Voir aussi le document L’Aquarius en chiffres

Lire aussi: La justice italienne  enquête sur un prêtre défenseur des migrants

  1. “Faut pas croire” est un magazine hebdomadaire de vingt-neuf minutes destiné au grand public et diffusé le samedi vers 13h25 sur RTS Un. Il aborde les questions éthiques, philosophiques et religieuses qui traversent notre société avec des débats et des reportages. Produite par Cyril Dépraz et Emmanuel Tagnard, présentée par Aline Bachofner, l’émission a pour objectif de décrypter les événements qui font l’actualité en questionnant l’humain dans toutes ses dimensions.
  2. Mussie Zerai est né en 1975 à Asmara en Érythrée.
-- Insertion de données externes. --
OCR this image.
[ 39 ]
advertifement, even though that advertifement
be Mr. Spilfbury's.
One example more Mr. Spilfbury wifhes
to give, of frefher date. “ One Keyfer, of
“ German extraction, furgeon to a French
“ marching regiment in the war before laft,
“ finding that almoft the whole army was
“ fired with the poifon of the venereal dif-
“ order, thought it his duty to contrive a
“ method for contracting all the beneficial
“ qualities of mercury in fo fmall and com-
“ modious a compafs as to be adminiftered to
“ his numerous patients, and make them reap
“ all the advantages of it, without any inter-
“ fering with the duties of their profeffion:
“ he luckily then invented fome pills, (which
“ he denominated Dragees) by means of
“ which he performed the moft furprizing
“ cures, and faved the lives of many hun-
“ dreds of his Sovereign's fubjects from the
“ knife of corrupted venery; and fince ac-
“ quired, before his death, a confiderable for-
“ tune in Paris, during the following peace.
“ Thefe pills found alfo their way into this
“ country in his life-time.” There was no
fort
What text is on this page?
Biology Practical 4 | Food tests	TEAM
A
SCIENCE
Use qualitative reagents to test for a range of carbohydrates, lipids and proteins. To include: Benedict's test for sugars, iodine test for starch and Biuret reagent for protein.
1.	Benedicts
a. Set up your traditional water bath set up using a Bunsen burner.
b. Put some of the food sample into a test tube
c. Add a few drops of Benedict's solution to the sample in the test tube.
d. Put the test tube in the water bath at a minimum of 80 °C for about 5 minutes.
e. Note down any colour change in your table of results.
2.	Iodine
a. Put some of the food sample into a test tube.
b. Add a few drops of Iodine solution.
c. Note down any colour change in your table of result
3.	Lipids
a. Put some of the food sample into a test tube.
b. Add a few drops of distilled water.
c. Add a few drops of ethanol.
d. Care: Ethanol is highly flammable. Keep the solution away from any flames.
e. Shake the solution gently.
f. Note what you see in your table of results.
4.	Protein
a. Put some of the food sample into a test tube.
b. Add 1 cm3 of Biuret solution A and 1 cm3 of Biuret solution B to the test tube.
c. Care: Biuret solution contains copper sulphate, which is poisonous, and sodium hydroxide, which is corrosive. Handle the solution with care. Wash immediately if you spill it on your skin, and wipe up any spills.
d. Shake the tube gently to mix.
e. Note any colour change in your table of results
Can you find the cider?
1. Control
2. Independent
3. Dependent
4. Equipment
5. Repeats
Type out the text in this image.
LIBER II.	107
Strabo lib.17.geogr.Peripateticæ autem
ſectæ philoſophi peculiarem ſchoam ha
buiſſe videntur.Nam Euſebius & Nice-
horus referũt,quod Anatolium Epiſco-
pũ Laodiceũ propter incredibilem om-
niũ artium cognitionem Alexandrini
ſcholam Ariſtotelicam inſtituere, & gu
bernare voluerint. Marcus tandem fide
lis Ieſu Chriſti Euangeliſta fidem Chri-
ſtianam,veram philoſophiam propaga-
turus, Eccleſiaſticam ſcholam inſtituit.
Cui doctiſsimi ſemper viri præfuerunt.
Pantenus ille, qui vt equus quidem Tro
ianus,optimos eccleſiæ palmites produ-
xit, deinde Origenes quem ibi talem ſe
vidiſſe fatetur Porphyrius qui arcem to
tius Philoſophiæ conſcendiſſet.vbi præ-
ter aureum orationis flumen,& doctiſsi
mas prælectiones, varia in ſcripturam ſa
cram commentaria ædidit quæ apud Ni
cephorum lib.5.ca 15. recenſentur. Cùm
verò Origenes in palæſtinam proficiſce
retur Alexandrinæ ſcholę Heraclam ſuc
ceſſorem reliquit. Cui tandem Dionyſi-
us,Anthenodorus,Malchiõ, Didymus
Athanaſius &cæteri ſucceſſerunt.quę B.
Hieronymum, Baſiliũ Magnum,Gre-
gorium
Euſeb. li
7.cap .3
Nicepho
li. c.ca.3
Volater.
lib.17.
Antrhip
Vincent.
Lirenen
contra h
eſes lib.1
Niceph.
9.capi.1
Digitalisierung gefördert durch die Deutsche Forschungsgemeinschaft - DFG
À l’âge de 14 ans, il fuit vers l’Italie où il demande l’asile et obtient un permis de résidence. Il entre au séminaire en 2000 et étudie pendant trois ans auprès des missionnaires scalabriniens à Plaisance. Il est ordonné prêtre catholique en Italie en 2010 et réside actuellement à Erlinsbach, en Suisse, où il assiste la communauté éry­thréenne et éthiopienne. Il est Frère scalabrinien, un ordre qui accompagne les migrants. Fondateur de l’agence d’information humanitaire Habeshia, il s’est fait connaître du grand public après le naufrage du 3 octobre 2013 au large de Lampedusa, dont la plupart des 366 victimes étaient des Érythréens. Depuis plusieurs années il reçoit des appels de détresse de migrants égarés en pleine mer et organise autant que possible leur sauvetage avec le Centre de contrôle maritime (Maritime rescue coordination centre, MRCC) de Rome et les ONG opérant en Méditerranée centrale.